The conclusion we’ve come to is that spending on rail, at least in King County has gone a lot like Port Packages. When it’s a few hundred million, perhaps you can get away with wasting public money on an ill-conceived ‘bullet train’ (or several thousand crap Port Packages.) But if you do, good luck when it comes time to ask for that  nine figure spend.

It doesn’t seem to occur to people that the goal must be to execute flawlessly.

So much mistrust has developed over our inability to execute on any form of public spending that it is difficult to imagine obtaining funding for the real spend (ie. the $50-100BB to actually build this one rail line.)

Follow the incentives

Again, the proposal is not an actual route that can be evaluated. But as with Port Packages (or any other large project) it already has powerful incentives, including not only desperation over climate and aviation capacity, but mainly: jobs, Jobs, JOBS! This insatiable desire to put people to work at some of the last well-paid blue collar jobs could be a stronger driver than addressing the problem the project is meant to solve. So even if you can get the funding to build a real line, the likelihood of  gotchas becomes so significant that the only real winners end up being the construction crews. Sound familiar?

The 25 Year Shiny Penny Trick

And there is one other, truly insidious incentive. For airport communities, this could be just another shiny penny trick, like Sustainable Aviation Fuel, electric aviation and the entire Second Airport discussion–an empty promise concerning something twenty five years in the future, which only enables going full throttle at Sea-Tac airport now.

Build back better?

As usual, we have a mixed message. But truly it can be summed up in one word: sincerity.
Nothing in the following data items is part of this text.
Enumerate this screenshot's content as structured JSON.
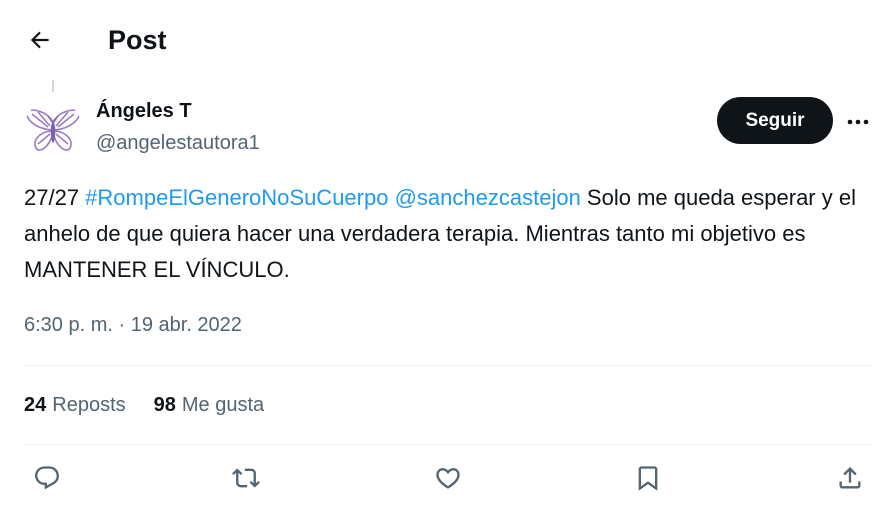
{
  "header": {
    "title": "Post",
    "back_icon": "arrow-left-icon"
  },
  "author": {
    "name": "Ángeles T",
    "handle": "@angelestautora1",
    "avatar_icon": "butterfly-icon"
  },
  "follow_button": {
    "label": "Seguir"
  },
  "more_icon": "more-horizontal-icon",
  "tweet": {
    "prefix": "27/27 ",
    "hashtag": "#RompeElGeneroNoSuCuerpo",
    "space": " ",
    "mention": "@sanchezcastejon",
    "body": " Solo me queda esperar y el anhelo de que quiera hacer una verdadera terapia. Mientras tanto mi objetivo es MANTENER EL VÍNCULO."
  },
  "timestamp": "6:30 p. m. · 19 abr. 2022",
  "stats": {
    "reposts_count": "24",
    "reposts_label": "Reposts",
    "likes_count": "98",
    "likes_label": "Me gusta"
  },
  "actions": [
    "reply-icon",
    "repost-icon",
    "like-icon",
    "bookmark-icon",
    "share-icon"
  ],
  "colors": {
    "link": "#1d9bf0",
    "secondary_text": "#536471",
    "primary_text": "#0f1419",
    "avatar_purple": "#9b7bc4"
  }
}
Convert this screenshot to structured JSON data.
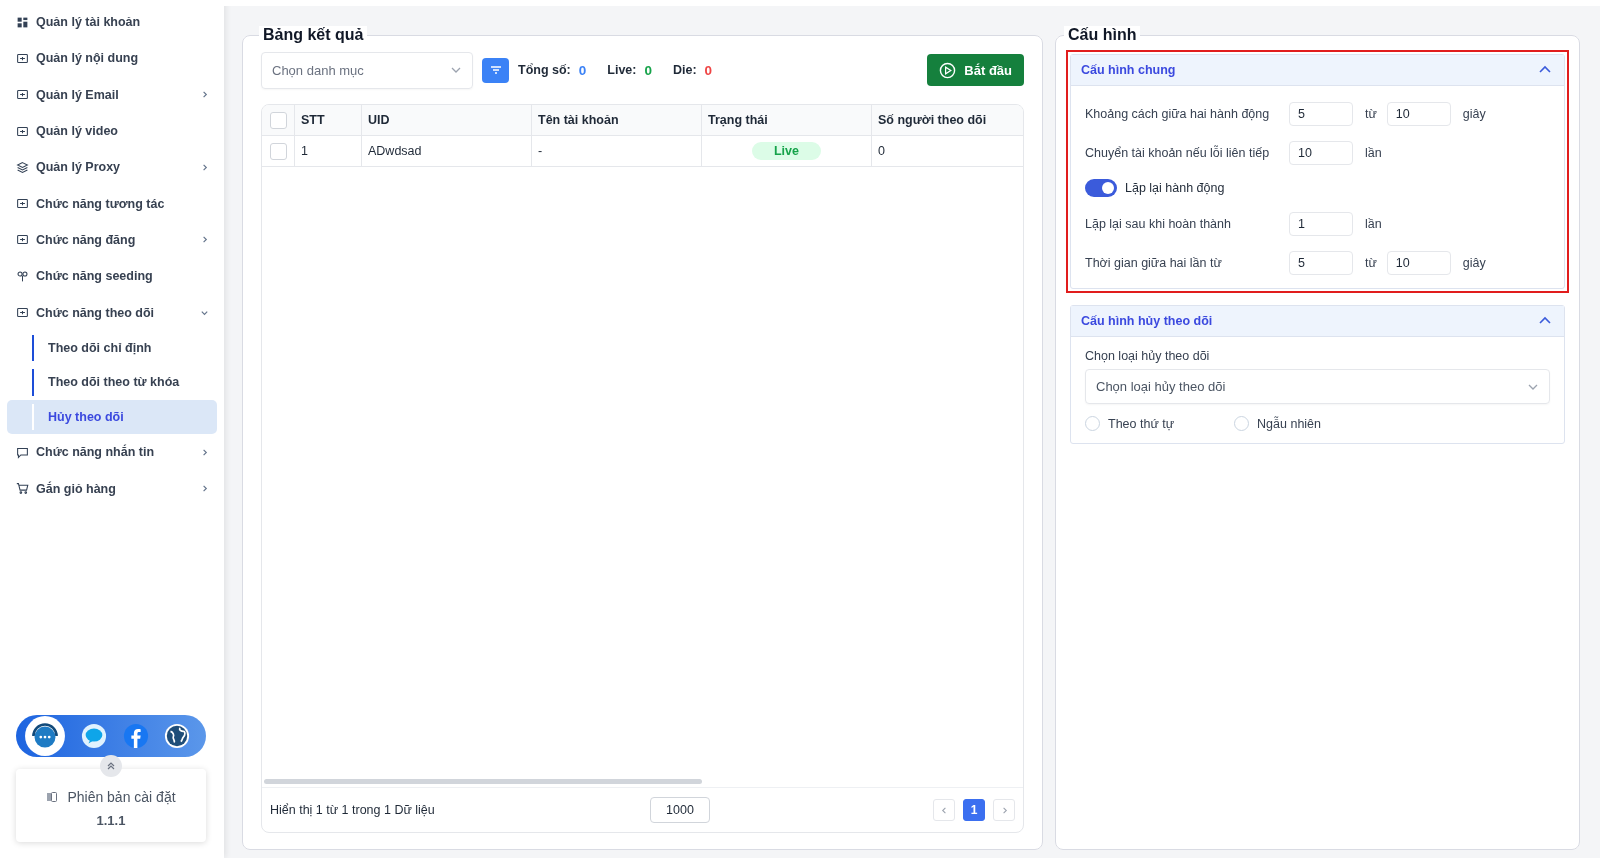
{
  "sidebar": {
    "items": [
      {
        "label": "Quản lý tài khoản"
      },
      {
        "label": "Quản lý nội dung"
      },
      {
        "label": "Quản lý Email",
        "expanded": false
      },
      {
        "label": "Quản lý video"
      },
      {
        "label": "Quản lý Proxy",
        "expanded": false
      },
      {
        "label": "Chức năng tương tác"
      },
      {
        "label": "Chức năng đăng",
        "expanded": false
      },
      {
        "label": "Chức năng seeding"
      },
      {
        "label": "Chức năng theo dõi",
        "expanded": true,
        "children": [
          {
            "label": "Theo dõi chỉ định",
            "selected": false
          },
          {
            "label": "Theo dõi theo từ khóa",
            "selected": false
          },
          {
            "label": "Hủy theo dõi",
            "selected": true
          }
        ]
      },
      {
        "label": "Chức năng nhắn tin",
        "expanded": false
      },
      {
        "label": "Gắn giỏ hàng",
        "expanded": false
      }
    ],
    "version": {
      "label": "Phiên bản cài đặt",
      "value": "1.1.1"
    }
  },
  "results": {
    "title": "Bảng kết quả",
    "category_select": {
      "placeholder": "Chọn danh mục"
    },
    "stats": [
      {
        "label": "Tổng số:",
        "value": "0",
        "color": "#3b82f6"
      },
      {
        "label": "Live:",
        "value": "0",
        "color": "#16a34a"
      },
      {
        "label": "Die:",
        "value": "0",
        "color": "#ef4444"
      }
    ],
    "start_button": "Bắt đầu",
    "table": {
      "all_checked": false,
      "columns": [
        "STT",
        "UID",
        "Tên tài khoản",
        "Trạng thái",
        "Số người theo dõi"
      ],
      "rows": [
        {
          "checked": false,
          "cells": [
            "1",
            "ADwdsad",
            "-",
            "Live",
            "0"
          ]
        }
      ]
    },
    "footer": {
      "summary": "Hiển thị 1 từ 1 trong 1 Dữ liệu",
      "page_size": "1000",
      "pages": [
        {
          "label": "1",
          "selected": true
        }
      ]
    }
  },
  "config": {
    "title": "Cấu hình",
    "sections": [
      {
        "title": "Cấu hình chung",
        "expanded": true,
        "highlighted": true,
        "rows": [
          {
            "kind": "range",
            "label": "Khoảng cách giữa hai hành động",
            "from": "5",
            "sep": "từ",
            "to": "10",
            "unit": "giây"
          },
          {
            "kind": "single",
            "label": "Chuyển tài khoản nếu lỗi liên tiếp",
            "value": "10",
            "unit": "lần"
          },
          {
            "kind": "toggle",
            "label": "Lặp lại hành động",
            "on": true
          },
          {
            "kind": "single",
            "label": "Lặp lại sau khi hoàn thành",
            "value": "1",
            "unit": "lần"
          },
          {
            "kind": "range",
            "label": "Thời gian giữa hai lần từ",
            "from": "5",
            "sep": "từ",
            "to": "10",
            "unit": "giây"
          }
        ]
      },
      {
        "title": "Cấu hình hủy theo dõi",
        "expanded": true,
        "highlighted": false,
        "rows": [
          {
            "kind": "select",
            "label": "Chọn loại hủy theo dõi",
            "placeholder": "Chọn loại hủy theo dõi"
          },
          {
            "kind": "radios",
            "options": [
              {
                "label": "Theo thứ tự",
                "selected": false
              },
              {
                "label": "Ngẫu nhiên",
                "selected": false
              }
            ]
          }
        ]
      }
    ]
  }
}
In principle, we support rail. Obviously. But if it did not happen fifty years ago, when it was an order of magnitude more ‘doable’, it seems to us that the pressure to do it right should be front and center in the discussion.
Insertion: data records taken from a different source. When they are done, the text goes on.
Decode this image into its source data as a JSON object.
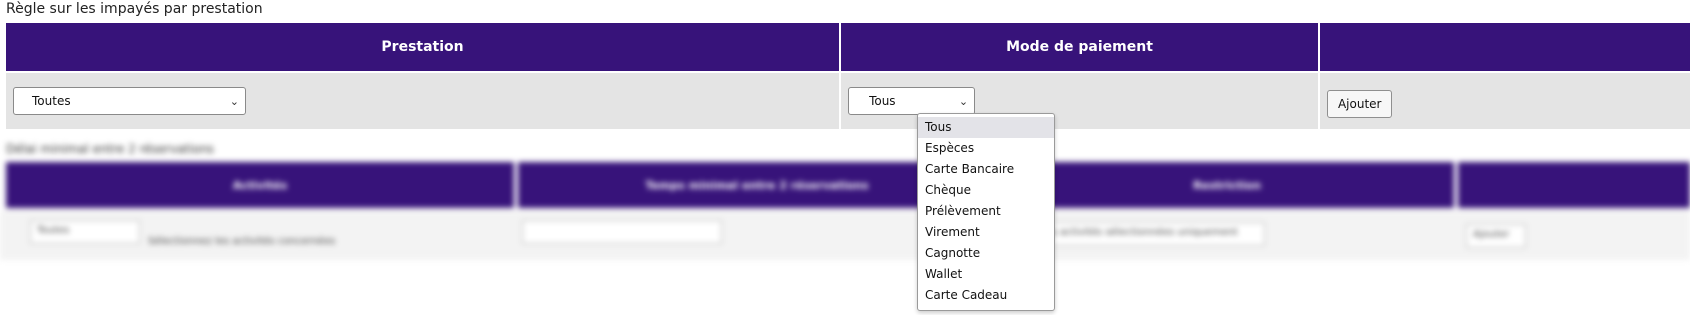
{
  "section_title": "Règle sur les impayés par prestation",
  "table": {
    "headers": {
      "prestation": "Prestation",
      "mode_paiement": "Mode de paiement",
      "actions": ""
    },
    "prestation_value": "Toutes",
    "mode_paiement_value": "Tous",
    "add_button": "Ajouter"
  },
  "dropdown": {
    "options": [
      "Tous",
      "Espèces",
      "Carte Bancaire",
      "Chèque",
      "Prélèvement",
      "Virement",
      "Cagnotte",
      "Wallet",
      "Carte Cadeau"
    ],
    "selected": "Tous"
  },
  "blurred_section": {
    "title": "Délai minimal entre 2 réservations",
    "headers": [
      "Activités",
      "Temps minimal entre 2 réservations",
      "Restriction",
      ""
    ],
    "row": {
      "activity": "Toutes",
      "note": "Sélectionnez les activités concernées",
      "restriction": "Restreindre les activités sélectionnées uniquement",
      "button": "Ajouter"
    }
  },
  "colors": {
    "header_bg": "#37137a",
    "row_bg": "#e4e4e4"
  }
}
So, it would have been nice if that letter had acknowledged that not only must we spend money on infrastructure, we must do it better than we have done in the past several decades. We must demonstrate that we understand the stakes involved and prove that we can do rail properly. If we don’t. we will never get an opportunity to do enough of it to matter.

Because again, one reason it’s so tough to convince both the public and decision makers of the value of sound insulation is the fact that when we had a chances to deploy it at scale we did not do it well.

And the same goes double for rail. Every project goes so far over budget and seems to have so many basic management challenges it creates a vicious circle of cynicism: It costs a fortune, we don’t execute well, so why bother?

We are not so arrogant as to suggest what management steps are needed to make this project go better than previous rail projects. Only that we must demonstrate that we have the will to (literally) build back better. This is not just a test; it’s the test.

So we have to small demands:

  1. Acknowledge past mistakes in passenger rail and transporation planning. Reassure all stakeholders that this time it will be ‘mission critical’.
  2. Acknowledge that any grand vision will take twenty five years and thus should also include compensation for airport communities. We’re the people who will continue to take it in the neck, whether it’s legit or not.